Maybe provisions would have been made to cut a road which would have allowed Bermudians to travel back and forth to the West End of the island by road but, even so, we would have been talking about a vastly different Bermuda from the one we know today.
The island's political elite was well aware of the ramifications of a Warwick/Southampton American base on the island's post-World War Two future. It was almost impossible to imagine the tourism industry rebounding without the Shore Shore beaches and with the presence of a huge American base in the centre of the island.
In the event, some behind-the-scenes negotiations involving a delegation of Bermudian politicians who flew to London at the 11th hour resulted in the Americans changing their initial plans and opting to build their major base at the East End, primarily in St. David's and on reclaimed land in Castle Harbour.
It is interesting to speculate on whether the British and Americans would have agreed to such a last-minute compromise if the Bermudian population had been all black. Bermuda had a significant white minority even during those times.

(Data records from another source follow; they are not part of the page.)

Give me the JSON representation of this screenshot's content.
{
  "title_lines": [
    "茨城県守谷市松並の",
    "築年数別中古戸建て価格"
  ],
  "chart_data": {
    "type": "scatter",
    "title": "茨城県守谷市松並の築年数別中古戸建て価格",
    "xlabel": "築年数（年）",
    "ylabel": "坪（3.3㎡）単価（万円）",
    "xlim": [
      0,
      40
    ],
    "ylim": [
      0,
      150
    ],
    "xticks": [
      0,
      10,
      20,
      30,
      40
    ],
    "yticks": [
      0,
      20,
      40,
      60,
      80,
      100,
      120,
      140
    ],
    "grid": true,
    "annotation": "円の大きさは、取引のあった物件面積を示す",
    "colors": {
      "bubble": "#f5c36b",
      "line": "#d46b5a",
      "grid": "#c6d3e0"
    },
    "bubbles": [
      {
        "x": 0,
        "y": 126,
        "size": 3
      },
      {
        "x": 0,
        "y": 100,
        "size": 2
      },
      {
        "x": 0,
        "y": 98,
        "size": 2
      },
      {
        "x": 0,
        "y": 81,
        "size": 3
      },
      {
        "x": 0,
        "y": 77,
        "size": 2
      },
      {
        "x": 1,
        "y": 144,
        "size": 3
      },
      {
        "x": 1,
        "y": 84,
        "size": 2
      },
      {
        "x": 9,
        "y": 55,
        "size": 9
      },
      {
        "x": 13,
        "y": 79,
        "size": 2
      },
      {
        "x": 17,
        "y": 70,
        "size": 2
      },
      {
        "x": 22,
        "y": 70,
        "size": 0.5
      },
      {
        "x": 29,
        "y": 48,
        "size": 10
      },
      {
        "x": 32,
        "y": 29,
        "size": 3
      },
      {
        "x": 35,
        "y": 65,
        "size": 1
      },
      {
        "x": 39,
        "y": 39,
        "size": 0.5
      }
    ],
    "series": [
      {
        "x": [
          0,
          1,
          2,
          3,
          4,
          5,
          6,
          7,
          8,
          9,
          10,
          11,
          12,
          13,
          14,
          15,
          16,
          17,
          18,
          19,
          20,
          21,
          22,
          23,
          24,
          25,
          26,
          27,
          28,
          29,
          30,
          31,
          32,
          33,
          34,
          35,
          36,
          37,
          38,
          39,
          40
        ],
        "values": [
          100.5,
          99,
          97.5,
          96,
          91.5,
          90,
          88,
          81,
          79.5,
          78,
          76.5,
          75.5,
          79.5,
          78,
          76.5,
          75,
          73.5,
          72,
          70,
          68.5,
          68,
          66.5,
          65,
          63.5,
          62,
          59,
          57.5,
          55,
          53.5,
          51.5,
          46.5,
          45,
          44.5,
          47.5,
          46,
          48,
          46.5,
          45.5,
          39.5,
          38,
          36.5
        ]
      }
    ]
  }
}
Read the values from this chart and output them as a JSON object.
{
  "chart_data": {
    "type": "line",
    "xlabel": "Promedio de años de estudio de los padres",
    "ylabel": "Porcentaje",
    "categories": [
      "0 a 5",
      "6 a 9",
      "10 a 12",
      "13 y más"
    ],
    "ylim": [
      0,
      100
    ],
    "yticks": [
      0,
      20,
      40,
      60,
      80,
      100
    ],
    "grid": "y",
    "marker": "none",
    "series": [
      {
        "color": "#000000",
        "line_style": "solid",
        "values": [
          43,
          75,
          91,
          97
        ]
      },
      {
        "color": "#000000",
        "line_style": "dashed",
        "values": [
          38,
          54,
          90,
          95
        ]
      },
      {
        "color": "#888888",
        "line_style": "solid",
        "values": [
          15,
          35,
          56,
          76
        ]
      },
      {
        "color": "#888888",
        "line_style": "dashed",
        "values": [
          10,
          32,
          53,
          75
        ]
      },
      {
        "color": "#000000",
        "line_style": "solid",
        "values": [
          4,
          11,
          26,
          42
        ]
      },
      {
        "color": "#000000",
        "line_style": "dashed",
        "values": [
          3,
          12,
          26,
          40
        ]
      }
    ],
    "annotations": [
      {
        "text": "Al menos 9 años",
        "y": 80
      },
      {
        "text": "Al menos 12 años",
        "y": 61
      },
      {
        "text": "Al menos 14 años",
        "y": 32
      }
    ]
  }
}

The political leadership in 1940s Bermuda was, in fact, a white political leadership, with Bermuda's black majority having little political representation.
The reason I can speculate as to the racial context surrounding the creation of an American base in Bermuda and the British role in bringing that about is because the British have made other agreements with the Americans involving their Overseas Territories where the outcomes have not been as favourable in terms of the impacts on the people living there ? people who, in most cases, have been non-white.
I am thinking specifically about the sad fate of the people who used to live on the Indian Ocean Chagos Archipelago, which is today is known as Diego Garcia.
This was British-ruled territory along with Mauritius and the Seychelles. But when the other two territories got their Independence, the Chagos Archipelago was excluded ? for the Americans and the British had other plans for the territory which did not include the presence of the Chagos people, a small community of islanders who had lived there before the coming of the British and other European colonisers.
Americans wanted the area for a major military installation but did not want the presence of a native population. The way the British set about depopulating the islands was truly devious and underhanded. The island people used to make trips by ship to neighbouring Mauritius for goods and supplies but when the British put their plan into action, once they left the island on such journeys they were not allowed to return.
Soon the population was reduced to a small number who the British then forced onto ships that took them elsewhere ? whereupon the Americans were able to set up their base on an empty island chain.
The Chagos people have still not received justice from the British for this great crime of taking their homeland from them and they remain true victims of the Cold War.
Bermuda should have learned a lesson from its close Cold War call in nuclear brinkmanship. But we lived right through the Cold War without giving much thought at all to the fact that our country was little more than a trip-wire to alert US forces to the presence of Soviet submarines in the Western Atlantic.
From my point of view, no matter what benefits can be said to have accrued to Bermuda from the presence of American bases here, I do not believe the US has discharged its debt to us in full for involving us in a strategy that could well have resulted in our country being reduced to a simmering pile of irradiated ash.